Departemen Kesehatan belum mendapat laporan korban jiwa karena pemalsuan vaksin ini.

oleh Liputan6 diperbarui 25 Jun 2016, 07:04 WIB

Liputan6.com, Jakarta - Toko dengan label Apotek Rakyat Ibnu Sina di Pasar Kramat Jati kini sudah tutup. Selasa lalu toko itu digerebek polisi yang tengah mengusut kasus vaksin palsu. Diduga toko itu adalah salah satu penyalur vaksin palsu.

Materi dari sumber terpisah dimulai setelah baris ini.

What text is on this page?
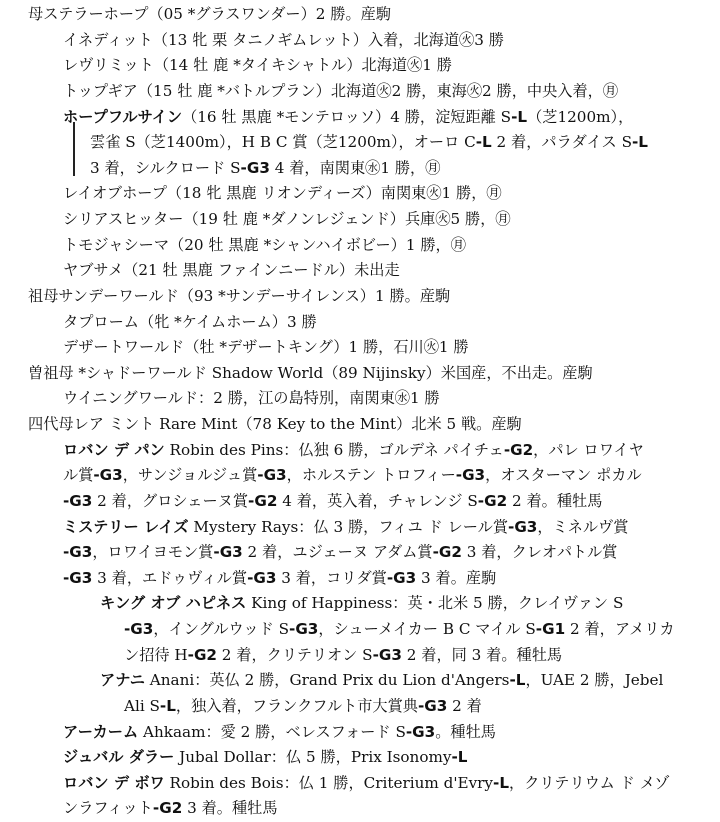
母ステラーホープ（05 *グラスワンダー）2 勝。産駒
イネディット（13 牝 栗 タニノギムレット）入着，北海道㊋3 勝
レヴリミット（14 牡 鹿 *タイキシャトル）北海道㊋1 勝
トップギア（15 牡 鹿 *バトルプラン）北海道㊋2 勝，東海㊋2 勝，中央入着，㊊
ホープフルサイン（16 牡 黒鹿 *モンテロッソ）4 勝，淀短距離 S-L（芝1200m），
雲雀 S（芝1400m），H B C 賞（芝1200m），オーロ C-L 2 着，パラダイス S-L
3 着，シルクロード S-G3 4 着，南関東㊌1 勝，㊊
レイオブホープ（18 牝 黒鹿 リオンディーズ）南関東㊋1 勝，㊊
シリアスヒッター（19 牡 鹿 *ダノンレジェンド）兵庫㊋5 勝，㊊
トモジャシーマ（20 牡 黒鹿 *シャンハイボビー）1 勝，㊊
ヤブサメ（21 牡 黒鹿 ファインニードル）未出走
祖母サンデーワールド（93 *サンデーサイレンス）1 勝。産駒
タプローム（牝 *ケイムホーム）3 勝
デザートワールド（牡 *デザートキング）1 勝，石川㊋1 勝
曽祖母 *シャドーワールド Shadow World（89 Nijinsky）米国産，不出走。産駒
ウイニングワールド：2 勝，江の島特別，南関東㊌1 勝
四代母レア ミント Rare Mint（78 Key to the Mint）北米 5 戦。産駒
ロバン デ パン Robin des Pins：仏独 6 勝，ゴルデネ パイチェ-G2，パレ ロワイヤ
ル賞-G3，サンジョルジュ賞-G3，ホルステン トロフィー-G3，オスターマン ポカル
-G3 2 着，グロシェーヌ賞-G2 4 着，英入着，チャレンジ S-G2 2 着。種牡馬
ミステリー レイズ Mystery Rays：仏 3 勝，フィユ ド レール賞-G3，ミネルヴ賞
-G3，ロワイヨモン賞-G3 2 着，ユジェーヌ アダム賞-G2 3 着，クレオパトル賞
-G3 3 着，エドゥヴィル賞-G3 3 着，コリダ賞-G3 3 着。産駒
キング オブ ハピネス King of Happiness：英・北米 5 勝，クレイヴァン S
-G3，イングルウッド S-G3，シューメイカー B C マイル S-G1 2 着，アメリカ
ン招待 H-G2 2 着，クリテリオン S-G3 2 着，同 3 着。種牡馬
アナニ Anani：英仏 2 勝，Grand Prix du Lion d'Angers-L，UAE 2 勝，Jebel
Ali S-L，独入着，フランクフルト市大賞典-G3 2 着
アーカーム Ahkaam：愛 2 勝，ベレスフォード S-G3。種牡馬
ジュバル ダラー Jubal Dollar：仏 5 勝，Prix Isonomy-L
ロバン デ ボワ Robin des Bois：仏 1 勝，Criterium d'Evry-L，クリテリウム ド メゾ
ンラフィット-G2 3 着。種牡馬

Seperti ditayangkan Liputan 6 Pagi SCTV, Sabtu (25/6/2016), Bareskrim menyatakan para pemalsu vaksin telah bekerja selama 13 tahun. Tetapi ternyata, tiga tahun lalu, BPOM sudah menemukan modus pemalsuan vaksin, tetapi tidak ditindaklanjuti tuntas.

Sementara itu, Departemen Kesehatan belum mendapat laporan korban jiwa karena pemalsuan vaksin ini.

Walau belum ada laporan jiwa, tetapi efek vaksin palsu bisa membahayakan. Mulai dari mengalami infeksi, demam hingga menurunnya kekebalan tubuh bayi.

Aktivis LSM kesehatan Mauris Wijayarta menyatakan sudah lama mendengar adanya vaksin palsu dan obat generik palsu, tetapi minim penindakan. Apalagi dengan peraturan baru BPOM kini tak bisa mengawasi produksi farmasi di apotek.

Setelah 13 tahun beroperasi, para pemalsu vaksin baru bisa diungkap Bareskrim Mabes Polri. Mereka ditangkap di enam lokasi yang tersebar di Bekasi dan Tangerang Selatan.